Auto Pilot
Detroit may be collapsing, but Los Angeles’ car show must go on.
This year's Los Angeles Auto Show, which opened to the public last Friday and is running through the Thanksgiving weekend, has an almost surreal tinge. Car shows are supposed to be cheerful orgies of shiny sheet metal, but this time around, with the Big Three Detroit automakers basically going out of business simultaneously, the scene has been reduced to an uncomfortable charade enacted against the backdrop of looming financial ruin.

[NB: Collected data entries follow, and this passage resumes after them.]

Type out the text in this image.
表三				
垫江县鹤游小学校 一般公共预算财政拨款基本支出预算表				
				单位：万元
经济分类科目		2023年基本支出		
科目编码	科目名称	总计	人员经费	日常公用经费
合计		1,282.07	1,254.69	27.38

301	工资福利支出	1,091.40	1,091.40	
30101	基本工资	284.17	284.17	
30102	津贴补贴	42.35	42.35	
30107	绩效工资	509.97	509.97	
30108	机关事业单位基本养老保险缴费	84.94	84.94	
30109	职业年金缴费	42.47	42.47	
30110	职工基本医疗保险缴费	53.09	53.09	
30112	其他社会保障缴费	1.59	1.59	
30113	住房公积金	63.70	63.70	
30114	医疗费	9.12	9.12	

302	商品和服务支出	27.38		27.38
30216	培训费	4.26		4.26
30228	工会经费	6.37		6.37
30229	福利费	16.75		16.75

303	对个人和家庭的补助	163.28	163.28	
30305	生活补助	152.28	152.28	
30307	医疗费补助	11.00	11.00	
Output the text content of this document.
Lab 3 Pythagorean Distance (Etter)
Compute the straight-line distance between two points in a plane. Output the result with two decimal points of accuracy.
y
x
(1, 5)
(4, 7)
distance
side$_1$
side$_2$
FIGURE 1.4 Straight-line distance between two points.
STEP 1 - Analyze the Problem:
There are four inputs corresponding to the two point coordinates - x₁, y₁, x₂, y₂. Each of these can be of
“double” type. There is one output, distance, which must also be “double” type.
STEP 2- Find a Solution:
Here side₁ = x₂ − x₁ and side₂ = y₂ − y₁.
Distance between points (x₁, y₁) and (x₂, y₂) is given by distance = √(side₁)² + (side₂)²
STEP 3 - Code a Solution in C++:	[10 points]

On the show floor, before the public was admitted to the event, the GM and Chrysler displays were like carpeted, spotlit mausoleums. Both companies canceled their new product revelations and nixed press conferences. Instead, GM rolled out a lot of familiar vehicles that everyone has already seen, and even the company's supposedly game-changing Chevy Volt—a revolutionary plug-in electric vehicle—got subdued treatment: It sat demurely on a small, lonely dais.
Chrysler, which is owned by private equity firm Cerberus Capital Management, looked to be in even worse shape. (The company isn't required to report its financials, but CEO Robert Nardelli recently admitted that, unless the government pulls the trigger on the bailout, Chrysler will be doomed next year.) Chrysler, the beneficiary of one of the last big Washington bailouts, went so far as to make its Southern California dealer network foot the bill for the Los Angeles show displays—which, as many commentators noted, were dankly underlit.
The show's organizers probably didn't intend the show to become a gloomy referendum on the U.S. car business, but that's what came across. The L.A. event is supposed to be about the future—green cars, concept cars, fabulous new luxury cars that will stoke the Hollywood factor—and function as a pep rally for the media. This year, however, the signature media moment wasn't a flashy product "reveal"; it was the shiver that went through the press room when CNBC reported that the CEOs of General Motors, Ford, and Chrysler had all been sent back, via their individual private jets, from Washington with no bailout agreement on the $25 billion loan that the industry has been seeking.
So, it came as almost a shock that Ford—which has a better cash position than its Detroit brethren but is also facing plummeting sales and huge loses—brought a relatively ambitious game plan to Los Angeles. Ford wasn't in the same hall as forlorn GM and Chrysler—it was instead over with the big Japanese manufacturers, Toyota and Honda. Plus, Ford unveiled new cars and fresh designs: a new Fusion hybrid, a new Mercury Milan hybrid, a revamp of the mighty Mustang. The company's overall presentation was also aggressively green. And even on the old school Motown front, Ford was winning: Sales of pickup trucks, a profitable core product, are rebounding, and Ford's F-150 is the longtime sales leader.
"We have an incredible amount of new products launching next year," Alan Hall, a Ford communications director, told me, sounding very much like a guy who expects to have a job in 2009. "We need to properly introduce them to consumers. There is no better place to do so than at auto shows."